MIC6 contains a pixel matrix of 64 rows by 64 columns with a pixel size of 23.6 μm × 20 μm. Each pixel contains a sensing diode, an amplification, a discriminator, and a hit storage register connected to a node-based sparse readout circuitry. Every double-column of pixels share a readout circuit, and 4×2 pixels form a super pixel group. The 8 pixels in each super pixel share a VCO for hit arrival time measurement. The VCO oscillates only when the super pixel group is hit to reduce power consumption. The oscillation frequency of VCO can be configured between 100 ~ 200 MHz. Each super pixel also includes a node of sparse readout logic circuit, and the hit information will be asynchronously transmitted to the bottom of the double-column through the readout nodes. Readout nodes transmit data based on request-acknowledge handshake protocol. When a super pixel group is hit, 22 bit data will be generated, including 4-bit super pixel group address, 10-bit time counter and 8-bit hit shape.

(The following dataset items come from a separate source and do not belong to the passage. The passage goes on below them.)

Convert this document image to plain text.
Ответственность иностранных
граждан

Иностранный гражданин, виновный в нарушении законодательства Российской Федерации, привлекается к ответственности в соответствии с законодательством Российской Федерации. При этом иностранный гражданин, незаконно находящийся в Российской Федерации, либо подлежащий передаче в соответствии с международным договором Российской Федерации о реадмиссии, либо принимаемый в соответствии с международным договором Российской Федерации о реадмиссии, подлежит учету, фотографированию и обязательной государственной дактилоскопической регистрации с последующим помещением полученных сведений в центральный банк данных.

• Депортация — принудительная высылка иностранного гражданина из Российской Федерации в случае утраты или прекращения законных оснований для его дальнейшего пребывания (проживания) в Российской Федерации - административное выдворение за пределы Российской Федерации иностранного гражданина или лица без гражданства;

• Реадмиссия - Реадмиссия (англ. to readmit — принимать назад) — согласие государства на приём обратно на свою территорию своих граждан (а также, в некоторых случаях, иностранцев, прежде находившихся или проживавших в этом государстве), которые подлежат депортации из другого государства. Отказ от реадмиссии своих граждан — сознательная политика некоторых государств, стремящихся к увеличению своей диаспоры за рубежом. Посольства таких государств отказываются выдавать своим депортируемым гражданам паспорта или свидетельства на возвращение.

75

In the bottom of MIC6, a periphery readout module also based on asynchronous readout node has been implemented to readout 22-bit data and 5-bit column address from each double-column. Then, a synchronizer module is connected to the peripheral readout module, which is responsible for processing handshake, data synchronization, data bit-width conversion, and finally outputting the data. In addition, an asynchronous handshake multiplexer module is implemented, through which any double-column can be tested independently.
The test system is being developed and consists of a test board, a Kinex-7 FPGA and control software. The test firmware and software are based on IPbus. The 1 Gbps Ethernet interface, IPbus master, and IPbus slavers are implemented in the FPGA. The test commands from the control software on PC are received by the 1 Gbps TCP/IP module and then transmitted to IPbus master. The commands from the IPbus master are sent to one of the IPbus slavers. The current DAC, voltage DAC and the MIC6 are configured by the respective IPbus slaver. The data flow of the MIC6 is opposite to the flow of test command. The output data of MIC6 are transmitted to PC through ipbus slave, ipbus master and Ethernet interfaces in turn. The test results of MIC6 will be presented in the workshop.